Die Karlsruher Richter haben die völlig veralteten Bemessungsgrundlagen kritisiert. Der Wert der Grundstücke wird nach Werten bestimmt, die 1935 (Ostdeutschland) beziehungsweise 1964 (Westdeutschland) festgelegt wurden. Gerade in Ballungsräumen aber sind die Grundstücke heute deutlich mehr wert.

Am Freitag kommt Scholz zu einem Spitzentreffen mit Vertretern der Bundesländer zusammen, um Reformmodelle zu diskutieren und einen Kompromiss zu finden. Die wichtigsten Fragen und Antworten.

Was ist die Grundsteuer?

Bei der Grundsteuer handelt es sich um eine Steuer auf das Eigentum an Grundstücken und Gebäuden. Die Grundsteuer A ist für land- und forstwirtschaftliches Eigentum, wie zum Beispiel Felder; die Grundsteuer B wird für bebaute oder bebaubare Grundstücke und Gebäude erhoben.

Wie wichtig ist die Grundsteuer bisher?

Sie deckt 15 Prozent kommunaler Steuereinnahmen. Nach Gewerbe-, Lohn-, Einkommens- und Umsatzsteuer ist es die drittwichtigste Einnahmequelle von Städten und Gemeinden.

Die Einnahmen aus der Grundsteuer A lagen 2017 bei 400 Millionen Euro. Die Grundsteuer B brachte 13,56 Milliarden Euro - insgesamt 14 Milliarden Euro im Jahr. Ohne das Geld drohen spürbare Leistungseinschnitte und Sparmaßnahmen, zum Beispiel bei Schulen, Kitas, Theatern und Schwimmbädern.

Warum zahlen auch Millionen Mieter die Grundsteuer?

Der Vermieter kann die Grundsteuer des Gebäudes als Betriebskosten auf die Nebenkosten umlegen. Daher zahlen auch Mieter in Deutschland indirekt Grundsteuer, obwohl sie keine Anteile an der Immobilie besitzen.

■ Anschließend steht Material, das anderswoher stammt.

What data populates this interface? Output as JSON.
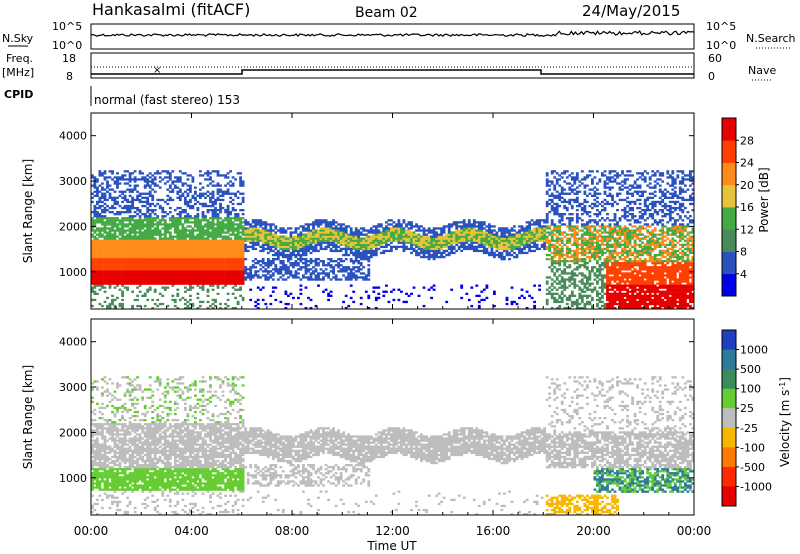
{
  "header": {
    "station": "Hankasalmi (fitACF)",
    "beam": "Beam 02",
    "date": "24/May/2015"
  },
  "top_panels": {
    "nsky_label": "N.Sky",
    "nsky_ticks": [
      "10^5",
      "10^0"
    ],
    "nsearch_label": "N.Search",
    "nsearch_ticks": [
      "10^5",
      "10^0"
    ],
    "freq_label_1": "Freq.",
    "freq_label_2": "[MHz]",
    "freq_ticks": [
      "18",
      "8"
    ],
    "nave_label": "Nave",
    "nave_ticks": [
      "60",
      "0"
    ],
    "cpid_label": "CPID",
    "cpid_text": "normal (fast stereo) 153"
  },
  "chart_data": [
    {
      "type": "heatmap",
      "name": "power-panel",
      "ylabel": "Slant Range [km]",
      "ylim": [
        180,
        4500
      ],
      "yticks": [
        "1000",
        "2000",
        "3000",
        "4000"
      ],
      "xlim_hours": [
        0,
        24
      ],
      "colorbar": {
        "label": "Power [dB]",
        "ticks": [
          "4",
          "8",
          "12",
          "16",
          "20",
          "24",
          "28"
        ],
        "colors": [
          "#0000e6",
          "#2a52be",
          "#4a8a5a",
          "#44aa44",
          "#e8c23a",
          "#ff8c1a",
          "#ff4000",
          "#e60000"
        ]
      }
    },
    {
      "type": "heatmap",
      "name": "velocity-panel",
      "ylabel": "Slant Range [km]",
      "ylim": [
        180,
        4500
      ],
      "yticks": [
        "1000",
        "2000",
        "3000",
        "4000"
      ],
      "xlim_hours": [
        0,
        24
      ],
      "colorbar": {
        "label": "Velocity [m s-1]",
        "ticks": [
          "1000",
          "500",
          "100",
          "25",
          "-25",
          "-100",
          "-500",
          "-1000"
        ],
        "colors": [
          "#1f3fbf",
          "#2d7a9a",
          "#3a8c5a",
          "#66cc33",
          "#bdbdbd",
          "#f5b700",
          "#ff7a00",
          "#ff2a00",
          "#e60000"
        ]
      }
    }
  ],
  "xaxis": {
    "label": "Time UT",
    "ticks": [
      "00:00",
      "04:00",
      "08:00",
      "12:00",
      "16:00",
      "20:00",
      "00:00"
    ]
  },
  "colors": {
    "power": [
      "#0000e6",
      "#2a52be",
      "#4a8a5a",
      "#44aa44",
      "#e8c23a",
      "#ff8c1a",
      "#ff4000",
      "#e60000"
    ],
    "velocity_gray": "#bdbdbd",
    "velocity_green": "#66cc33",
    "velocity_blue": "#2d7a9a",
    "velocity_orange": "#f5b700"
  }
}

Unter anderem SPD, Grüne und Linke fordern, die Grundsteuer nicht mehr auf Mieter abzuwälzen - dann könnte diese aber in die Kaltmieten eingepreist werden. Mieter zahlen 19 Cent im Schnitt pro Quadratmeter, bei 100 Quadratmetern 19 Euro im Monat.

Wie wird sie berechnet?

Die Grundsteuer berechnet sich aus dem Einheitswert, der mit der Steuermesszahl und dem Hebesatz multipliziert wird. Jede Kommune kann diesen Hebesatz selbst festlegen, weshalb auch Modellrechnungen schwierig sind. Die Steuerbelastung ist überall unterschiedlich, im Prinzip werden tausende unterschiedliche Sätze gezahlt.

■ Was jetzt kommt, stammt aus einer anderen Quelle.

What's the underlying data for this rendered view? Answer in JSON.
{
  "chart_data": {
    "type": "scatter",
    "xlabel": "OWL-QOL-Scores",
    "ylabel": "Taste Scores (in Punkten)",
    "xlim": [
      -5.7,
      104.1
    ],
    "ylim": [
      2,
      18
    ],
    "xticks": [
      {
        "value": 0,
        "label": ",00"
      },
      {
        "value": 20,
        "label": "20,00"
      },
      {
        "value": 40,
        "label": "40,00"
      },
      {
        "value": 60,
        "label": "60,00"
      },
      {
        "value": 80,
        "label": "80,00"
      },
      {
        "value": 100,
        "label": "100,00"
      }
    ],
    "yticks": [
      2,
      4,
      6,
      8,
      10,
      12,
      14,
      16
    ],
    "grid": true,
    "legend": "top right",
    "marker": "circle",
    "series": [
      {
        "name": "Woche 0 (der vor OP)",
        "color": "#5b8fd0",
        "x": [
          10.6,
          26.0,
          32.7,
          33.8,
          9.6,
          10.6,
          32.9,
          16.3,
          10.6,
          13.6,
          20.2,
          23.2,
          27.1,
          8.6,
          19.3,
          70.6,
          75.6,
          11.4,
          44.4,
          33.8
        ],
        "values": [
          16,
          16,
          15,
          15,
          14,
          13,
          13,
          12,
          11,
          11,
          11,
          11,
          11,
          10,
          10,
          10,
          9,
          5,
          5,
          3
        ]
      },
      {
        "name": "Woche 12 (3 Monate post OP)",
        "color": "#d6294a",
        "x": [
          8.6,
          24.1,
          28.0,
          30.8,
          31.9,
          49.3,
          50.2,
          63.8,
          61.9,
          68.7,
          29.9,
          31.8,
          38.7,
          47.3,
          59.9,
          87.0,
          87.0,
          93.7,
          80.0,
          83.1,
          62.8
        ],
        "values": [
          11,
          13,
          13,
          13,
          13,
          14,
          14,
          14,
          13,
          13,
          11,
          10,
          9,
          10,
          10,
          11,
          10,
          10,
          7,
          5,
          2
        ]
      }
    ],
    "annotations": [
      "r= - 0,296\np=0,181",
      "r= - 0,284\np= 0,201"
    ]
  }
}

Im Ruhrgebiet etwa ist der Hebesatz besonders hoch, da viele Kommunen klamm sind. Ein Beispiel: Der Einheitswert der Immobilie beträgt 100.000 Euro. Für ein Wohnhaus beträgt die Steuermesszahl bisher 3,5 Promille. Daraus errechnet sich ein Grundsteuermessbetrag von 350 Euro. Diese 350 Euro werden dann mit dem Hebesatz multipliziert. Liegt dieser bei 500 Prozent, sind 1.750 Euro Grundsteuer im Jahr zu zahlen - in vierteljährlichen Raten.

Welche Alternative schlägt der Finanzminister vor?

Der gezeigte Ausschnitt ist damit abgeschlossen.